The Trump administration is almost certainly going to be more aggressive in arresting and deporting unauthorized immigrants than any presidency has ever been.It’s something Trump’s people want to spend political capital doing. Immigration enforcement makes up a big component of the administration’s plan for its first 100 days. It’s hired Kris Kobach — who’s come up with proposals including the “show me your papers” state laws Arizona and other states have tried to pass and an interstate compact to give special birth certificates to US-born children of unauthorized immigrants so a future federal government could strip them of citizenship — to its transition team.
But it doesn’t even need to do anything that creative or unprecedented.
Even if every single Trump administration proposal to change immigration law or policy somehow gets blocked (which, given the amount of authority the executive branch has over immigration, is unlikely), it could still do more to go after unauthorized immigrants than anyone’s ever done before.
Donald Trump doesn’t have to implement any unprecedented immigration policy to create an unprecedented immigration *regime. *He could just use the precedents the last two presidents created for him.
Both the George W. Bush and Barack Obama administrations created powerful tools for apprehending and deporting immigrants.

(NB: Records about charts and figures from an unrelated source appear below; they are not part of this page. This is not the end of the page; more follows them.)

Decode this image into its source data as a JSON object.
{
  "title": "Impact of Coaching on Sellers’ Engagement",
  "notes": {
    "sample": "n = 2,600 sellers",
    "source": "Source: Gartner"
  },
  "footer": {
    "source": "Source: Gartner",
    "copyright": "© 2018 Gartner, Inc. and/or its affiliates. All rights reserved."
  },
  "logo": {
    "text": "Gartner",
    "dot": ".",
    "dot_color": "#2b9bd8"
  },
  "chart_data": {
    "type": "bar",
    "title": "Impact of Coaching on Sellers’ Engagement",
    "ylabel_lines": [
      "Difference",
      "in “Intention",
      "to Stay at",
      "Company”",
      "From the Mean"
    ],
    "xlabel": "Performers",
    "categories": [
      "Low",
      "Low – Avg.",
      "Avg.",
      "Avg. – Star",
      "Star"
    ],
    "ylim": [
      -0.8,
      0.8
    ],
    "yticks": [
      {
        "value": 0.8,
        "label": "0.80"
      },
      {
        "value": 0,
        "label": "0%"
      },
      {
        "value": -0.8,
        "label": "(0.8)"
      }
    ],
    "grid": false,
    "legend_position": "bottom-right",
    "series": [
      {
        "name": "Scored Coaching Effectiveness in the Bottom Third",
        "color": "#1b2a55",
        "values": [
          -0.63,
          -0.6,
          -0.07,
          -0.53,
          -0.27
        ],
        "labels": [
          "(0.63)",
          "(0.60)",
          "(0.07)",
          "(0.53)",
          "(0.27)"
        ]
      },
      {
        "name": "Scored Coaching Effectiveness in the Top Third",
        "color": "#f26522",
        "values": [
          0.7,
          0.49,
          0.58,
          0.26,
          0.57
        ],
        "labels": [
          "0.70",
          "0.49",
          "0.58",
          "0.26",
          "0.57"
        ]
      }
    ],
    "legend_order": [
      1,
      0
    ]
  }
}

It’s just that no one’s ever used them together.
The Obama administration was already more aggressive about immigration enforcement than many people realize. Obama set deportation records during his first term, deporting 400,000 people a year. Border Patrol and Immigration and Customs Enforcement agents had relatively free rein to catch and deport immigrants — and easy access to local jails to pick up immigrants who’d come in contact with local police. Many of those deported were labeled “criminals” because they’d been pulled over for broken taillights or arrested for minor offenses like selling illegal phone cards.
Trump could bolster the impact of Obama’s efficient deportation machine by bringing back tactics from the Bush era — workplace and neighborhood raids and roving “task forces” of local police officers. And by rejecting Obama’s policy of setting “priorities” for which immigrants to deport, he could restore the Bush administration’s ability to make every unauthorized immigrant in the US feel equally targeted — and equally at risk of deportation at any time.